Everybody’s is different. “When it comes to hawaij, every household—some auntie or some grandma—has their special mix,” Al-Hussain says. “My mom’s mother—my maternal grandmother—her hawaij mix was a lot more simple. She only did coriander, cumin, and black pepper, with a little bit of turmeric just to give it some color. Wiser home cooks will leave salt out—that gives an individual more flexibility in adding their own salt.”
And just like you can make a margarita with garam masala—or a spiced-pear dessert with ras el hanout—hawaij has uses in the kitchen beyond vegetables and proteins. The blend can also be found on countertops and in kitchen cupboards in Israel, where it was brought by Yemenite Jews immigrating in the mid-20th century, and where it’s “one of the most popular spice mixes,” according to New York City chef Einat Admony, writing in her cookbook Shuk: From Market to Table, the Heart of Israeli Home Cooking.
In Shuk, Admony provides not one but two recipes for hawaij.
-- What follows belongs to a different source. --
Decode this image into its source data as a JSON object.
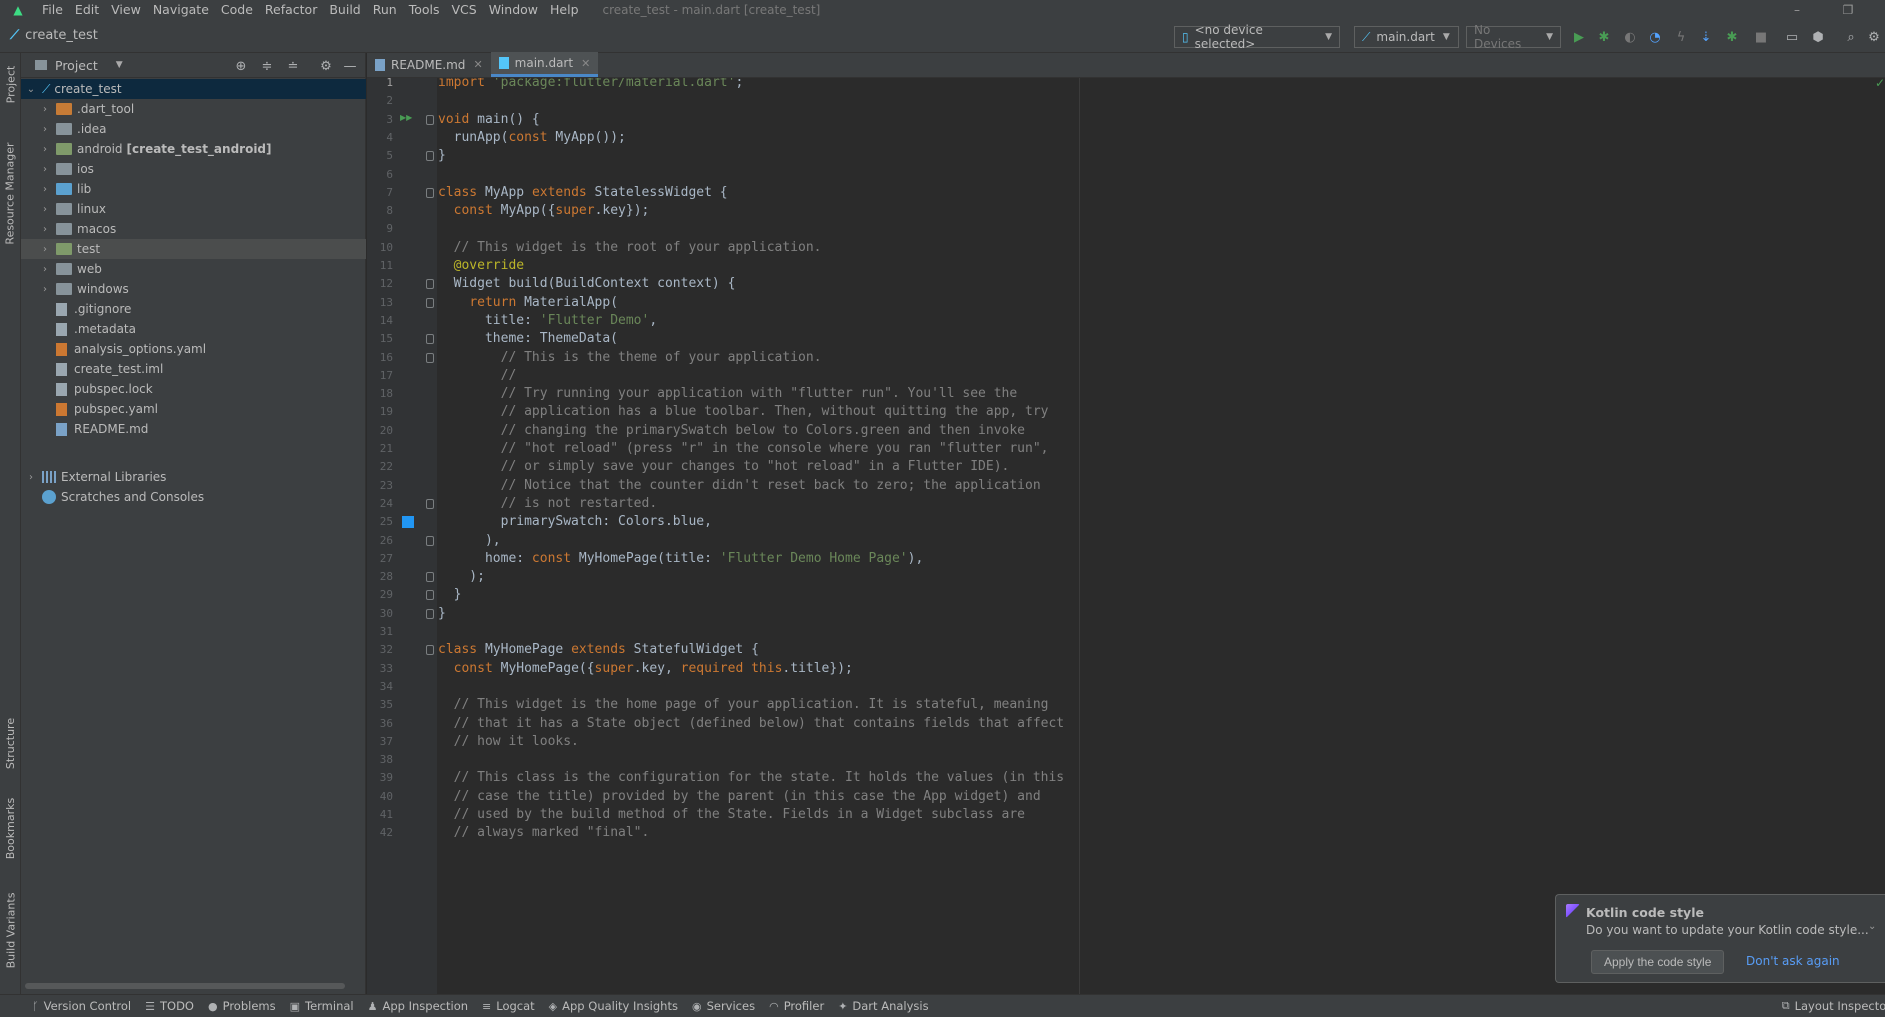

One is “soup hawaij,” a blend of coriander, cumin, turmeric, black pepper, cardamom, and cloves, similar to the mixture that Al-Hussain makes and sells. Its name indicates at least one use for it; so does the name of Admony’s other hawaij recipe, “sweet coffee hawaij,” a blend of cloves, nutmeg, cinnamon, ginger, and cardamom. You know what to do: Sprinkle some into your morning grounds and brew up an exceptionally aromatic pot of coffee. (Or, if you forgot to do that, stir a few pinches of hawaij right into the hot coffee itself.)
But “sweet” hawaij has a lot of potential beyond that—in baking, for instance. “It’s a perfect match for pumpkin pies,” Admony writes. I used to work in a bakery that added Chinese five-spice powder to its apple pies: Folks eating the pie wouldn’t have been able to identify it as such, probably, but it provided that same warming constellation of spices they were familiar with. Sweet hawaij would likewise be a killer addition to apple pie, or in any baking recipe, really, that would benefit from a little spice. Order it online or blend it yourself, then try the mixture out in gingerbread, fruit crisps, apple pie, oatmeal cookies, pain d’epices, carrot muffins (or carrot cake!). Or simply put it in your morning oatmeal. Monotony is rampant on this planet at the moment; adding some spice where there’s usually none can go a long way.